— Да, но я еще не сказал, какое у меня дело.
— А какая разница, вы же плохое не предложите.
— А вдруг?
— Тогда бы вы не смогли войти в долину. — Иван глянул гостю в глаза. — А теперь пойдемте, умоетесь, и все тревоги уйдут.
Когда они, умывшись озерной водой, вошли в горницу, их уже там ждали. Посреди комнаты стоял огромный стол, весь заставленный посудой. За столом сидели, уже знакомые гостю Никанор с Диогеном, и какой-то крепкий дедок. Никанор сидел во главе стола, держа в левой руке расписную деревянную ложку, а правой подпирая голову. Диоген, сидевший слева от Никанора, подпирал голову обеими руками. Крепкий дедок голову не подпирал. Он откинулся на спинку резного стула и разглядывал что-то на совершенно чистом, выскобленном до блеска, деревянном потолке. Весь их вид говорил, что они устали ждать. Как только Иван с незнакомцем переступили порог, взгляды, сидевшей за столом троицы, обхватили их со всех сторон и потянули к столу. Иван сел рядом с Брыней, а гостю пришлось обосноваться около Диогена.
— Ну-с, други! — Иван потер ладонью о ладонь. — Давайте познакомимся с нашим гостем и закрепим это знакомство добрым хмелем. Меня зовут Иван.
— Володя. — Произнес гость и, спохватившись, поправился: — Владимир Вольфович Журиновский.
— Никанор. — Никанор вышел из-за стола и сделал два реверанса.
— Диоген. — Сказал Диоген и пригладил бороду, заплетенную в косичку.
— Брыня. — Брыня протянул руку для пожатия.
Журиновский сделал ответный жест и очень-очень пожалел об этом. Пожалел до такой степени, что ему, вдруг, захотелось жареной картошки с солеными огурцами и черной икрой.
— Никанор! — Иван подмигнул мужичку. — Командуй!
Никанор засунул ложку за ремешок, которым была стянута на поясе косоворотка, и достал, из правого кармана пиджака, огромный чугунок. Владимир Вольфович не успел удивиться тому, как такой огромный чугунок, мог поместиться в кармане пиджака, а Никанор уже вытряхивал из чугунка в его тарелку, жареную, покрытую золотистой корочкой, аппетитно пахнущую, картошку. Журиновский вопросительно посмотрел на Ивана.
— Я его сам, иногда, побаиваюсь. — Перегнувшись через стол, шепотом ответил Иван, на немой вопрос.
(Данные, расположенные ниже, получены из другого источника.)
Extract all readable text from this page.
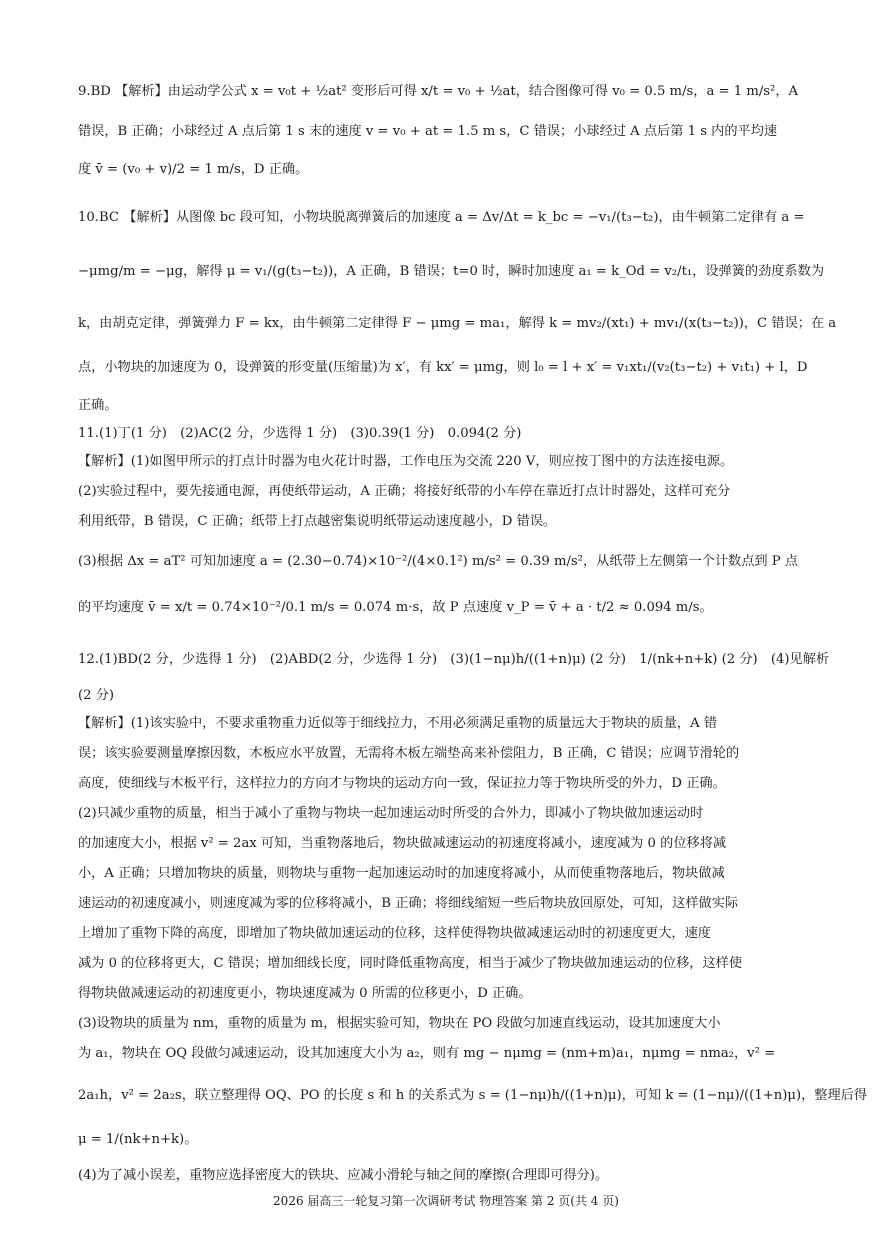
9.BD 【解析】由运动学公式 x = v₀t + ½at² 变形后可得 x/t = v₀ + ½at，结合图像可得 v₀ = 0.5 m/s，a = 1 m/s²，A
错误，B 正确；小球经过 A 点后第 1 s 末的速度 v = v₀ + at = 1.5 m s，C 错误；小球经过 A 点后第 1 s 内的平均速
度 v̄ = (v₀ + v)/2 = 1 m/s，D 正确。
10.BC 【解析】从图像 bc 段可知，小物块脱离弹簧后的加速度 a = Δv/Δt = k_bc = −v₁/(t₃−t₂)，由牛顿第二定律有 a =
−μmg/m = −μg，解得 μ = v₁/(g(t₃−t₂))，A 正确，B 错误；t=0 时，瞬时加速度 a₁ = k_Od = v₂/t₁，设弹簧的劲度系数为
k，由胡克定律，弹簧弹力 F = kx，由牛顿第二定律得 F − μmg = ma₁，解得 k = mv₂/(xt₁) + mv₁/(x(t₃−t₂))，C 错误；在 a
点，小物块的加速度为 0，设弹簧的形变量(压缩量)为 x′，有 kx′ = μmg，则 l₀ = l + x′ = v₁xt₁/(v₂(t₃−t₂) + v₁t₁) + l，D
正确。
11.(1)丁(1 分)　(2)AC(2 分，少选得 1 分)　(3)0.39(1 分)　0.094(2 分)
【解析】(1)如图甲所示的打点计时器为电火花计时器，工作电压为交流 220 V，则应按丁图中的方法连接电源。
(2)实验过程中，要先接通电源，再使纸带运动，A 正确；将接好纸带的小车停在靠近打点计时器处，这样可充分
利用纸带，B 错误，C 正确；纸带上打点越密集说明纸带运动速度越小，D 错误。
(3)根据 Δx = aT² 可知加速度 a = (2.30−0.74)×10⁻²/(4×0.1²) m/s² = 0.39 m/s²，从纸带上左侧第一个计数点到 P 点
的平均速度 v̄ = x/t = 0.74×10⁻²/0.1 m/s = 0.074 m·s，故 P 点速度 v_P = v̄ + a · t/2 ≈ 0.094 m/s。
12.(1)BD(2 分，少选得 1 分)　(2)ABD(2 分，少选得 1 分)　(3)(1−nμ)h/((1+n)μ) (2 分)　1/(nk+n+k) (2 分)　(4)见解析
(2 分)
【解析】(1)该实验中，不要求重物重力近似等于细线拉力，不用必须满足重物的质量远大于物块的质量，A 错
误；该实验要测量摩擦因数，木板应水平放置，无需将木板左端垫高来补偿阻力，B 正确，C 错误；应调节滑轮的
高度，使细线与木板平行，这样拉力的方向才与物块的运动方向一致，保证拉力等于物块所受的外力，D 正确。
(2)只减少重物的质量，相当于减小了重物与物块一起加速运动时所受的合外力，即减小了物块做加速运动时
的加速度大小，根据 v² = 2ax 可知，当重物落地后，物块做减速运动的初速度将减小，速度减为 0 的位移将减
小，A 正确；只增加物块的质量，则物块与重物一起加速运动时的加速度将减小，从而使重物落地后，物块做减
速运动的初速度减小，则速度减为零的位移将减小，B 正确；将细线缩短一些后物块放回原处，可知，这样做实际
上增加了重物下降的高度，即增加了物块做加速运动的位移，这样使得物块做减速运动时的初速度更大，速度
减为 0 的位移将更大，C 错误；增加细线长度，同时降低重物高度，相当于减少了物块做加速运动的位移，这样使
得物块做减速运动的初速度更小，物块速度减为 0 所需的位移更小，D 正确。
(3)设物块的质量为 nm，重物的质量为 m，根据实验可知，物块在 PO 段做匀加速直线运动，设其加速度大小
为 a₁，物块在 OQ 段做匀减速运动，设其加速度大小为 a₂，则有 mg − nμmg = (nm+m)a₁，nμmg = nma₂，v² =
2a₁h，v² = 2a₂s，联立整理得 OQ、PO 的长度 s 和 h 的关系式为 s = (1−nμ)h/((1+n)μ)，可知 k = (1−nμ)/((1+n)μ)，整理后得
μ = 1/(nk+n+k)。
(4)为了减小误差，重物应选择密度大的铁块、应减小滑轮与轴之间的摩擦(合理即可得分)。
2026 届高三一轮复习第一次调研考试 物理答案 第 2 页(共 4 页)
А Никанор, тем временем, насыпал соленых огурчиков, в большую, смахивающую на тазик, миску, стоящую в центре стола. Заполнил черной икрой, под завязку, вазу для конфет, справа от Журиновского. Плюхнул, перед Диогеном, банку бычков в томате, отчего тот блаженно зажмурился. Брыне достался огромный бифштекс, закрывший полностью его тарелку. Иван получил жареную треску в кляре. На свое место, Никанор любовно выложил горку пареной репы и, немного подумав, венчал ее пучком укропа. Когда все получили то, что хотели, снедь, из чугунка, стала вылетать самопроизвольно, заполняя пустующую посуду. Разнообразие пищи было фантастическим. Во избежание перебоев в работе сердца, Владимир Вольфович решил не верить своим глазам.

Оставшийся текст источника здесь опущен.